Thursday, 5 July 2012
Rafizi: Police probe corroborates Ampang LRT scandal
KUALA LUMPUR, July 5 — PKR strategy director Rafizi Ramli said today he will not be scared off by police investigating how classified documents on the RM960 million Ampang LRT extension project were leaked, and pledged instead to make more revelations surrounding the contract’s award.
Rafizi added that the police investigations into the leaking of the documents, classified under the Official Secrets Act (OSA), corroborates that revelations so far about the contract were true.
He previously alleged that speculated tender winner, the George Kent consortium, had failed both the technical and commercial evaluations for the contract, and that Prime Minister Datuk Seri Najib Razak later interfered in the deal.
Yesterday, Federal CID chief Datuk Seri Mohd Bakri Zinin said a special task force has been set up to investigate how tender documents classified as official secrets were leaked.
“Any move to scare me and my colleagues to prevent us from revealing this scandal will be wasted,” Rafizi said today in a statement.
He added that PKR would start a campaign next week to distribute leaflets about the scandal at LRT stations throughout the city.
PKR has also pledged to make the Ampang LRT extension contract a major campaign issue at the next general election.
The Malaysian Insider reported last week that the speculated winner of the Ampang LRT system works — the George Kent–Lion Pacific joint venture — had scored one of the lowest points in the technical and commercial evaluations for the project.
Rafizi distributed to the press last week pages from the “Technical Evaluation Report” conducted by renowned consultancy group Halcrow, which had found in September last year that George Kent could not successfully deliver the Ampang LRT extension project.
According to the report, George Kent, said to be a manufacturer of water meters, has “no current rail projects” and has “no previous related rail experience”.
The report also said that the largest project ever completed by the consortium was worth under RM40 million, which Rafizi said raises doubts over George Kent’s capability.
Najib had last week denied interfering in the tender award for the project, but PKR has pointed out that the prime minister had neither confirmed nor denied reports that George Kent had been given the contract.
Rafizi claimed to be in possession of documented proof, to be released soon, that Najib had recently, in a “private meeting” with top-level individuals, announced the tender award to George Kent.
This was despite an earlier decision by Putrajaya to award the multi-million ringgit rail project to Balfour Beatty-Invensys Consortium, which Rafizi said was the best qualified for the job.
The rail builders led by the British engineering firm were the lowest bidders for the LRT open tender that closed on June 16 last year, offering to take on the project for RM950 million.
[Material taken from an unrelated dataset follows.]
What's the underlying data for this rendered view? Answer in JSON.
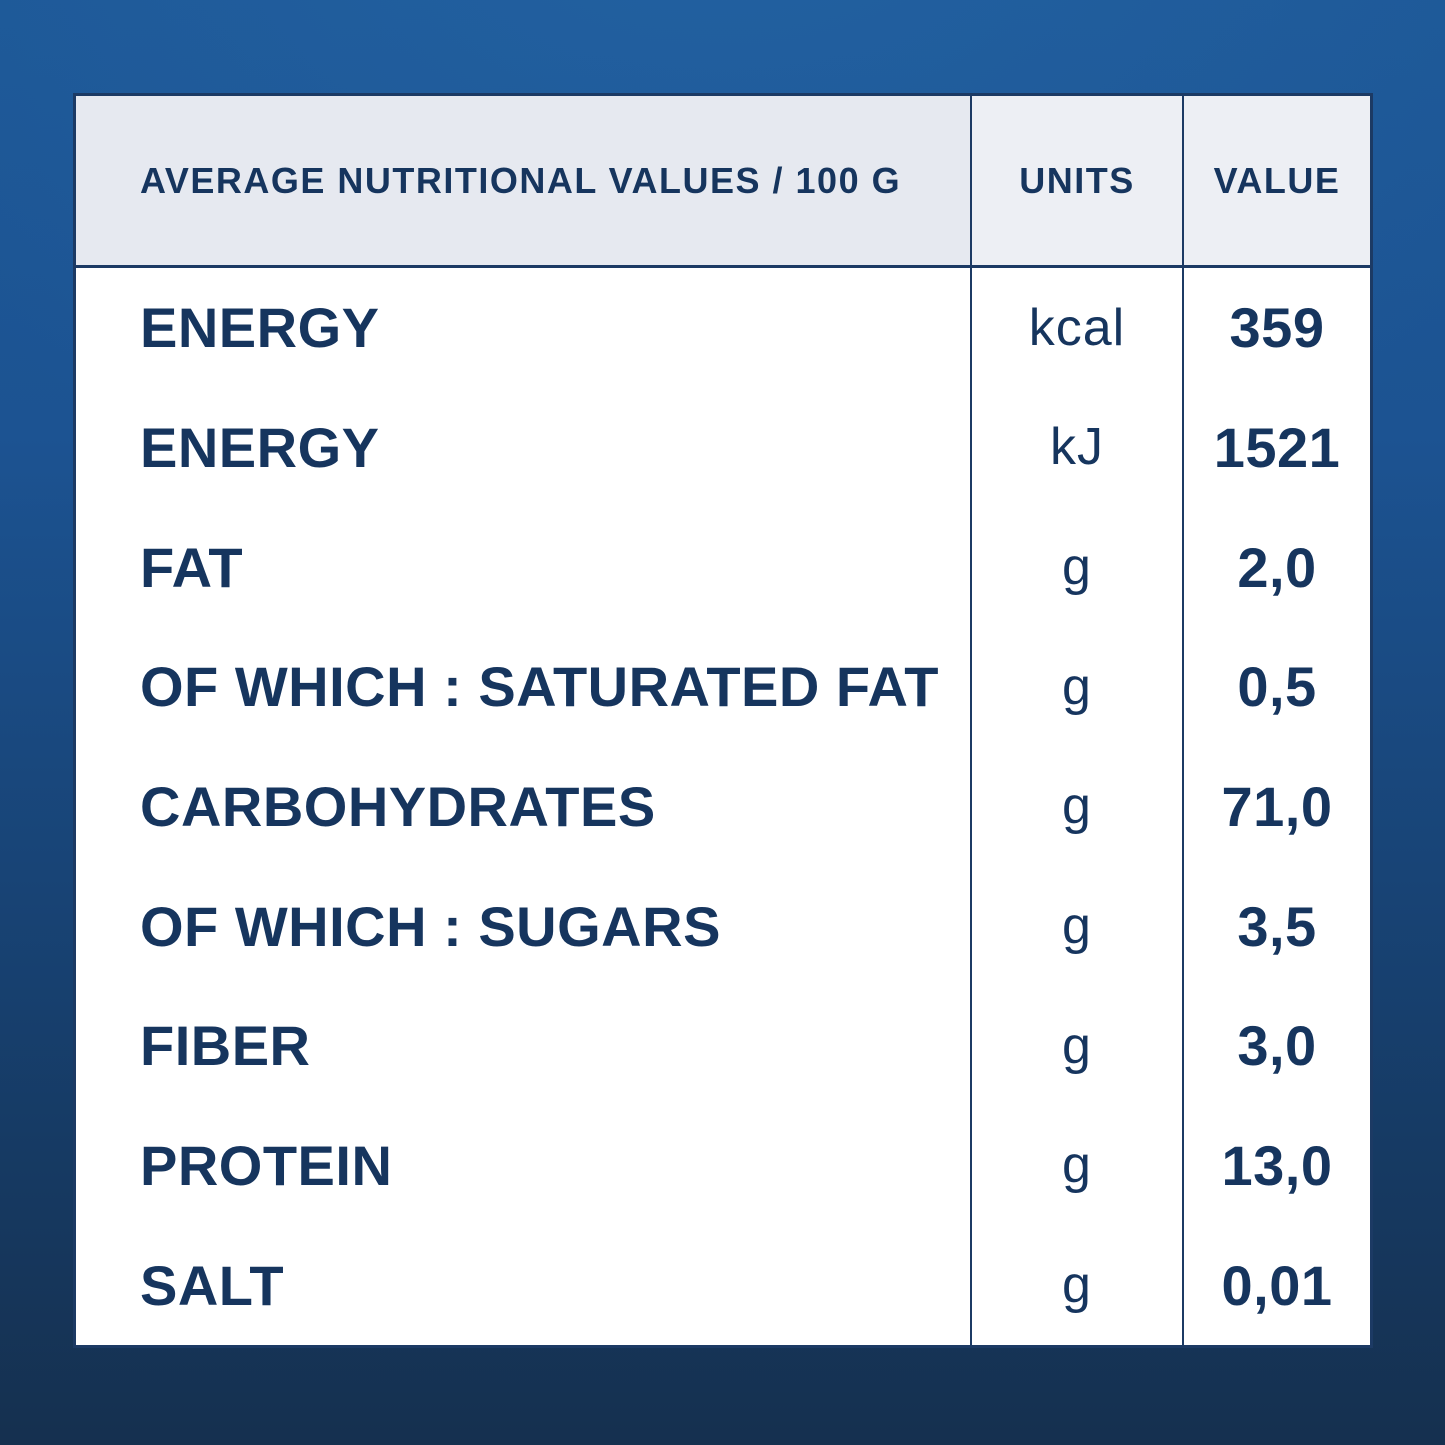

The highest bid was for RM1.45 billion.
PKR had recently lodged a police report on the issue, citing Najib for criminal breach of trust (CBT) in his alleged interference in the project award, which has yet to be announced in public.
The Malaysian Anti-Corruption Commission (MACC) has also kicked off investigations at Syarikat Prasarana Negara Bhd (SPNB) over the RM960 million contract.
On June 29, The Malaysian Insider reported that only five of the eight bidders passed the technical and commercial evaluation stage but project owner SPNB finally recommended one of the two South Korean consortiums in the running — PDA Consortium — as the other consortiums were said to not have complied with all conditions.
PKR officials have shown copies of official documents to the press, showing that the Ministry of Finance’s (MoF) Acquisition Committee, which met this January 25, had decided to award the contract to Balfour Beatty-Invensys Consortium.
The committee is the highest decision-making body in the MoF and is chaired by Najib himself, who is also finance minister.